Weltschmerz is difficult to translate, but roughly means ‘world sorrow’ or ‘sadness for the world’. For me, it pervades Skyrim, and is one of the defining themes of the game.
Beauty and sadness seem to co-exist everywhere. The landscape is filled with a kind of gloomy beauty: the mist on the mountains, the looming ruins. The people of Skyrim are almost universally depicted as struggling, many merely to scraqe a living from the frozen land. They sound and look weary and hard-pressed.
Then there’s the music, which is gorgeously melancholy. Its use of previous themes adds to the feeling of nostalgia for other times. I don’t want to exaggerate, but for me, the music at its best is comparable to Barber’s Agnus Dei.
The overarching political themes fit into this world weariness.
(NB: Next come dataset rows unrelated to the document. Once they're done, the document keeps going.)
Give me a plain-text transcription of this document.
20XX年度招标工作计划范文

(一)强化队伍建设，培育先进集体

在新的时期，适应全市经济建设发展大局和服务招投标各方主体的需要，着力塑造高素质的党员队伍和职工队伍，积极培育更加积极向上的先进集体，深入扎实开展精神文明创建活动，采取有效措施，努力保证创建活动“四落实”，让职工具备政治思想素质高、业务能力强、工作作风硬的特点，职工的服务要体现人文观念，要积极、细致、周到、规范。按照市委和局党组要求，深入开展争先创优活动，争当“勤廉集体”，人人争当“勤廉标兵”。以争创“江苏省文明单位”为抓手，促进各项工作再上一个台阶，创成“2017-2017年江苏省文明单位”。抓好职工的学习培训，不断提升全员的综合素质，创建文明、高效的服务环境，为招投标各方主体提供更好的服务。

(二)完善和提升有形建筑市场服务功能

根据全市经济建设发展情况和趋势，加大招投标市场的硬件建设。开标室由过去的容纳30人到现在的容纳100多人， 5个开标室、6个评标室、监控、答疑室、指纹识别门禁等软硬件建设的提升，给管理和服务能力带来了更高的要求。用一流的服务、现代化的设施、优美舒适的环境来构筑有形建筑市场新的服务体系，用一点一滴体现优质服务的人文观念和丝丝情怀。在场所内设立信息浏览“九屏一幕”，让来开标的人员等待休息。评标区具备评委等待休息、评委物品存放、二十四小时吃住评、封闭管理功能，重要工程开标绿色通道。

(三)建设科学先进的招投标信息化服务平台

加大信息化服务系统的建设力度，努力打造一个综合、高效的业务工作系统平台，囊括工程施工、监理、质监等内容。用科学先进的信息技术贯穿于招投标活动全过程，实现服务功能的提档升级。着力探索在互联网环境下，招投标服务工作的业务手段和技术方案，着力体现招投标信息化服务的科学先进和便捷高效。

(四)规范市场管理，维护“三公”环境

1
The great and glorious battles have already been fought, and lost. What’s left is a world in decline, and this bitter, brutal struggle in a cold northern province. There’s no clear right and wrong side – you get the impression that whoever wins, there’s going to be misery and pain. Each of the guilds is similarly found to be in decline in Skyrim. Their former, simplistic, glory is long gone. The fight is ultimately to recover past glories, in an atmosphere of decline and dilapidation.
I don’t want to include spoilers in this topic, but I think I can get away with saying that the main quest is consistent with this theme. For any game to even hint that maybe the world should not be saved is in my view an incredibly complex and mature development.
And then there's the dragons: beautiful, intelligent and dignified, and somehow purer than the human races. They signify something, and are not simplistic monsters to be hunted without a thought. I felt real regret (as well as triumph) every time I killed one, and did not want dragons to be absent from the world again, let alone be the cause of that absence.
Anyway, that’s what I think. I’m sorry if this all sounds like pretentious rambling - it isn’t meant to be.